1 Introduction

systemPipeRdata provides data analysis workflow templates compatible with the systemPipeR software package (H Backman and Girke 2016). The latter is a Workflow Management System (WMS) for designing and running end-to-end analysis workflows with automated report generation for a wide range of data analysis applications. Support for running external software is provided by a command-line interface (CLI) that adopts the Common Workflow Language (CWL). How to use systemPipeR is explained in its main vignette here. The workflow templates provided by systemPipeRdata come equipped with sample data and the necessary parameter files required to run a selected workflow. This setup simplifies the learning process of using systemPipeR, facilitates testing of workflows, and serves as a foundation for designing new workflows. The standardized directory structure (Figure 1) utilized by the workflow templates and their sample data is outlined in the Directory Structure section of systemPipeR's main vignette.

Figure 1: Directory structure ofsystemPipeR's workflows. For details, see here.

2 Getting started

2.1 Installation

The systemPipeRdata package is available at Bioconductor and can be installed from within R as follows.

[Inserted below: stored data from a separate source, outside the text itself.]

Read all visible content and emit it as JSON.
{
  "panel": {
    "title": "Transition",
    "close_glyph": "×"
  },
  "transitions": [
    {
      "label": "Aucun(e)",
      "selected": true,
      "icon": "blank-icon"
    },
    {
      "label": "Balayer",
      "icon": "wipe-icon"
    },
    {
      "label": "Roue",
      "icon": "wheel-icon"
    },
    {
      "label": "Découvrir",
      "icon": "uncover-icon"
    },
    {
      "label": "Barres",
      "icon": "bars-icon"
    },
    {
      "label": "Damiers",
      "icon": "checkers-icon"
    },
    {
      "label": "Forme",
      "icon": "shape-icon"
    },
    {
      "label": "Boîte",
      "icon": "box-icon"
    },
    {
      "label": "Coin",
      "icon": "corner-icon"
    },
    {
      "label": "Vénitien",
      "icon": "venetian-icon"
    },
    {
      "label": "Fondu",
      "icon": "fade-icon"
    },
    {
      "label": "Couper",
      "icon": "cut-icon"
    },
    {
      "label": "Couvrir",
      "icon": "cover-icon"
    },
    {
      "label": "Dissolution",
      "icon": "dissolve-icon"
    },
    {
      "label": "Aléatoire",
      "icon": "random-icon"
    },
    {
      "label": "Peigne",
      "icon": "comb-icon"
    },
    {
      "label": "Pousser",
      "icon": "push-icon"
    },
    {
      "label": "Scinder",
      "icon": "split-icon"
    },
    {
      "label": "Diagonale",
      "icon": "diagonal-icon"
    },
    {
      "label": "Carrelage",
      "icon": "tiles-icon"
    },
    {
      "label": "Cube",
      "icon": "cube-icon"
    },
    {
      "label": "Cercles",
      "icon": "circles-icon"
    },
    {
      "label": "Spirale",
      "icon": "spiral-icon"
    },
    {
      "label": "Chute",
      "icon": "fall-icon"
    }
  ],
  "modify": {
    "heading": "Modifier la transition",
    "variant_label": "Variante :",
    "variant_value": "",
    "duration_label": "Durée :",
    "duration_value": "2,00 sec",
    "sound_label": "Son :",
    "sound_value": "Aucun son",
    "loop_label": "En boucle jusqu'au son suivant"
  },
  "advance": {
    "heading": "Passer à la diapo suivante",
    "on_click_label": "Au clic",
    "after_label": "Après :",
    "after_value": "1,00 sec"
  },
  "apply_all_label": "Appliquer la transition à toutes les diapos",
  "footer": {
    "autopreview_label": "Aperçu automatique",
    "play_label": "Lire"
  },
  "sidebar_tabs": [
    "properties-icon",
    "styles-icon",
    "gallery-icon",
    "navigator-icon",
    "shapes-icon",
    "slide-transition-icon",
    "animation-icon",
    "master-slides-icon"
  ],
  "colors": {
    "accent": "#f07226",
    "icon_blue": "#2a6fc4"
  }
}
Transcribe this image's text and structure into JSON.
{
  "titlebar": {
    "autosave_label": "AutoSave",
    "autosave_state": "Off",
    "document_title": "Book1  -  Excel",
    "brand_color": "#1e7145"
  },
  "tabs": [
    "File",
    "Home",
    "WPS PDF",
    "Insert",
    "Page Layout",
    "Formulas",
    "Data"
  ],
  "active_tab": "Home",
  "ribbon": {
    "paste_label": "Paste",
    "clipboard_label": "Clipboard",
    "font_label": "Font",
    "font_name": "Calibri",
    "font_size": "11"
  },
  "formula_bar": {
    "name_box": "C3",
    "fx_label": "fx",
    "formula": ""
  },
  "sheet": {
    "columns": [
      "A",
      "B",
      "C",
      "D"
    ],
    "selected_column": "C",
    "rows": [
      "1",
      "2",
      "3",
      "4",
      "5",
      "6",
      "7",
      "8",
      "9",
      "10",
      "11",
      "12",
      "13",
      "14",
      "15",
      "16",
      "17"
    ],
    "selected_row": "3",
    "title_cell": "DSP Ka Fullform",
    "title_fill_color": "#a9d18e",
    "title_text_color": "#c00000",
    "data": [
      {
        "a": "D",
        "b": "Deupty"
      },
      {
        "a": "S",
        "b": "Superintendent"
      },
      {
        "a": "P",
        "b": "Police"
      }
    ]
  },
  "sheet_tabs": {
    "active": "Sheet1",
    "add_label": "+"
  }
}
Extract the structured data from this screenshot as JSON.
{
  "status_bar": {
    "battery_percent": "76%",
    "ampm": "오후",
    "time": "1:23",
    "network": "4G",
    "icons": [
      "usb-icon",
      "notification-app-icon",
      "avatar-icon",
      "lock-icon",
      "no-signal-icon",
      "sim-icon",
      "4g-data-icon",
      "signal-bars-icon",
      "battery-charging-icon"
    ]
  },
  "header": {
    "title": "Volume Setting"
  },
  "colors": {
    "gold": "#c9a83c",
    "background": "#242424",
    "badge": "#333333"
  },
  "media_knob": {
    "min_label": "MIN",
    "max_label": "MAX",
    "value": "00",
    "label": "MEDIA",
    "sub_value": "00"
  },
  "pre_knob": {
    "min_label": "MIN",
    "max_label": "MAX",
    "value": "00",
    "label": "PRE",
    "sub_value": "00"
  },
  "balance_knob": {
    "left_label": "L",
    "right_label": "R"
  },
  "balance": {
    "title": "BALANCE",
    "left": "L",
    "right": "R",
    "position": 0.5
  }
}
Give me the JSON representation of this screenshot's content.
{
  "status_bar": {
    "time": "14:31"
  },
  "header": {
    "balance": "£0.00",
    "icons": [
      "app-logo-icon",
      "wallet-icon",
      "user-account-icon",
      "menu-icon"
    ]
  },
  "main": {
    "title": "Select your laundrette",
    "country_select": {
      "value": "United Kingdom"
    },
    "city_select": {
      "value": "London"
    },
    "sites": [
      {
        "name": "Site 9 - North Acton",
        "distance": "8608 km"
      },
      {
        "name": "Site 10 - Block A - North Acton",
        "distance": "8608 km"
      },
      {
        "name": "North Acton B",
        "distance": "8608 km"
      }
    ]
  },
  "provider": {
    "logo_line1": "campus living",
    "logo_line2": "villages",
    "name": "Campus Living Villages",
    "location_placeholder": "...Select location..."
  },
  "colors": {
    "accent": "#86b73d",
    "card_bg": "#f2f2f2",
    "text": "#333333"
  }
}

if (!requireNamespace("BiocManager", quietly = TRUE)) install.packages("BiocManager")
BiocManager::install("systemPipeRdata")

2.2 Loading package and documentation

library("systemPipeRdata")  # Loads the package

library(help = "systemPipeRdata")  # Lists package info
vignette("systemPipeRdata")  # Opens vignette

3 Overview of workflow templates

An overview table of workflow templates, included in systemPipeRdata, can be returned as shown below. By clicking the URLs in the last column of the below workflow list, users can view the Rmd source file of a workflow, as well as the final HTML report generated after running a workflow on the provided test data. A list of the default data analysis steps included in each workflow is given here. Additional workflow templates are available on this project’s GitHub organization (for details, see below). To create an empty workflow template without any test data included, users want to choose the Generic template, which includes only the required directory structure and parameter files.

availableWF()

Name	Description	URL
Generic	Generic Workflow Template	Rmd, HTML
SPblast	BLAST Template	Rmd, HTML
SPcheminfo	Cheminformatics Drug Similarity Template	Rmd, HTML
SPchipseq	ChIP-Seq Workflow Template	Rmd, HTML
SPriboseq	RIBO-Seq Workflow Template	Rmd, HTML
SPrnaseq	RNA-Seq Workflow Template	Rmd, HTML
SPscrna	Basic Single-Cell Template	Rmd, HTML
SPvarseq	VAR-Seq Template	Rmd, HTML

Table 1: Workflow templates

4 Use workflow templates

4.1 Load a workflow

The chosen example below uses the genWorkenvir function from the systemPipeRdata package to create an RNA-Seq workflow environment (selected under workflow="rnaseq") that is fully populated with a small test data set, including FASTQ files, reference genome and annotation data. The name of the resulting workflow directory can be specified under the mydirname argument. The default NULL uses the name of the chosen workflow. An error is issued if a directory of the same name and path exists already. After this, the user’s R session needs to be directed into the resulting rnaseq directory (here with setwd). The other workflow templates from the above table can be loaded the same way.

library(systemPipeRdata)
genWorkenvir(workflow = "rnaseq", mydirname = "rnaseq")
setwd("rnaseq")

On Linux and OS X systems the same can be achieved from the command-line of a terminal with the following commands.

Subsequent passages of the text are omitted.